On üçüncü asırdan sonra saray, konak, medrese çevrelerinde ve bunlara yakın topluluklarda okumuşlara mahsus yeni doğan Arap edebiyatı yanında, örneğini daha çok İran edebiyatından alan İslâm kültürünün bütün kollarından beslenen, Türk ruhunun özelliklerini aksettiren ve mahallî çizgileri veren bu edebiyat; kesintisiz olarak altı asırdan fazla devam etti. Yüksek zümre edebiyatı denen, asırlar boyunca dil ve muhteva bakımından örnek teşkil ettiği ve okullarda okutulduğu için klâsik kabul edilen bu edebiyata, divân edebiyatı ismi verilmiştir. Dîvân edebiyatı daha çok manzum eserlerden meydana gelmiştir.
Dîvân edebiyatı, Anadolu’da Selçuklular zamanında Hoca Dehhânî ile başlamıştır. On dördüncü asırda Ahmedî, Şeyhoğlu, Ahmed-i Dâî gibi şâirler yetişmişse de, bu edebiyatın ilk büyük üstadı on beşinci asırda yaşayan Şeyhî’dir. Fâtih devrinde Ahmed Paşa ve daha sonra Necâtî’nin yetiştiği dîvân edebiyatı, on altıncı asırda; Zatî, Bakî, Hayalî, Nev’î, Fuzûlî, Rûhî-i Bağdadî, on yedinci asırda; şeyhülislâm Yahyâ Efendi, Nef’î, Nailî, Neşâtî, Atâî, Nâbî, on sekizinci. asırda; Nedim, Şeyh Gâlib, Râgıp Paşa, on dokuzuncu asırda; Yenişehirli Avni, Ziya Paşa gibi encümen-i şuarâ şâirleri ile fevkalâde gelişme göstererek, dünyânın sayılı edebiyatları arasında yer aldı.

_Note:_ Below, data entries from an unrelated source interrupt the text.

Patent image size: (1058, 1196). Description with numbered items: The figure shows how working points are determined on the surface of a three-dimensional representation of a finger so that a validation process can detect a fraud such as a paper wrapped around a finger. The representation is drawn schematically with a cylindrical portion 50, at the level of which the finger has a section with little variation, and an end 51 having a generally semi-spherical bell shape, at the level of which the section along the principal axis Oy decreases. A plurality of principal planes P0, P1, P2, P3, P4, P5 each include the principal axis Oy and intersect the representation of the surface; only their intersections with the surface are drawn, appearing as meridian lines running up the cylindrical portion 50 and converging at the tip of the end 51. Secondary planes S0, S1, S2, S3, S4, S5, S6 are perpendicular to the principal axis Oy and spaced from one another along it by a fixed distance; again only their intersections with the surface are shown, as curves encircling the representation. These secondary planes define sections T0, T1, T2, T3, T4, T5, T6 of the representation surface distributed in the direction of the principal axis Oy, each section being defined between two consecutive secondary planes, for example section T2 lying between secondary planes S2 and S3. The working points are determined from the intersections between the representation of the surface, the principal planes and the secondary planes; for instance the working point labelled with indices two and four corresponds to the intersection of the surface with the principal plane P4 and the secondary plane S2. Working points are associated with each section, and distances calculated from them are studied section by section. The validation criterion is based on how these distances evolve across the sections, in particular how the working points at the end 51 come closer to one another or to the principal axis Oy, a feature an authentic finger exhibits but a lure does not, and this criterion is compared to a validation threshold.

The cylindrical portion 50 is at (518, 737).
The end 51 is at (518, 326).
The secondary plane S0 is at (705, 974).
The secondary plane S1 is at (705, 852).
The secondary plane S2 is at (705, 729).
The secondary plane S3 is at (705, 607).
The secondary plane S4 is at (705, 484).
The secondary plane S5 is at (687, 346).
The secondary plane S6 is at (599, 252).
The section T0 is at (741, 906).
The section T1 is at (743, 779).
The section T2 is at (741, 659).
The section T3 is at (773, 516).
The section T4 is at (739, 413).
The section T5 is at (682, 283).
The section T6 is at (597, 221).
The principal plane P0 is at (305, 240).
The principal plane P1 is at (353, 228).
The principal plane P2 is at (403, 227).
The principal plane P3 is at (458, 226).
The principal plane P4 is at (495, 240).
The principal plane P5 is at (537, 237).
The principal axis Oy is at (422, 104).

İslâm kültürü ile beslenen ve özellikle başlangıçta İran edebiyatını örnek alan dîvân edebiyatı, muhteva yönüyle çok çeşitli kaynaklara dayanmaktadır. Bu kaynaklar şunlardır: 1- Âyet-i kerîme ve hadîs-i şerîfler, 2- İslâmî ilimler (tefsir, kelâm, fıkıh), 3- İslâm târihi, 4- Tasavvuf, 5- Peygamber kıssaları, mucizeler, efsâneler, rivayetler, 6- Târihî, efsânevî, mitolojik şahsiyetler ve hâdiseler, 7- Türk târihi ve millî kültür unsurları, 8- Belagat, 9- Deyimler, atasözleri, şekiller, tamlamalar, bileşik sıfatlar.
Dîvân edebiyatının esâsını şiirler meydana getirmiştir. Dîvân şiirinde rastgele benzetme ve tasavvur, hayâl kullanılmaz. Bunlar belirlidir. İnsanın güzelliği ve güzel, muayyen benzetme ve tasavvurlarla çizilir. Bu yüzden dîvân şâirleri belli bir imaj âlemi içinde kalmışlardır. Dîvân şiirinin öz bakımından esâsını mazmunlar teşkîl eder. Mazmun, beyt içindeki gizli mânâ demek olup, zımn kelimesinden gelir. Beytte doğrudan doğruya söylenmeyip etrafında dolaşılan ve görünüşte mânânın arkasında saklı bulunan mânâ, o beytin mazmununu teşkil eder. Dîvân şiirinde çok defa beytlerin zahirî mânâları yanında ayrıca ikinci bir mânâsı vardır. Bu saklı mânâ bâzı kereler ikiden fazla olabilmektedir. Kâideci vasıf taşıyan dîvân şiirinde, teşbih ve benzetme âlemi belli olduğu gibi, mazmunlar da muayyendir. Bu yüzden, şâirler kelimelerin seçilmesinde büyük bir titizlik ve dikkat gösterdiler. Umumiyetle hiç bir kelime gelişigüzel kullanılmamış olup, her kelime gerektiği için kullanıldı. Bu durum tenâsüb san’atı dışında bir hususiyettir. Dîvân şiirinde kelimelerin bir maksatla seçilmiş olması ve mazmunlar münâsebeti, geometrik bir mükemmeliyet meydana getirmiştir. Usta dîvân şâirlerinin şiirleri sağlam ve ölçülü biçili olup, hiç bir kelimesi değiştirilemez.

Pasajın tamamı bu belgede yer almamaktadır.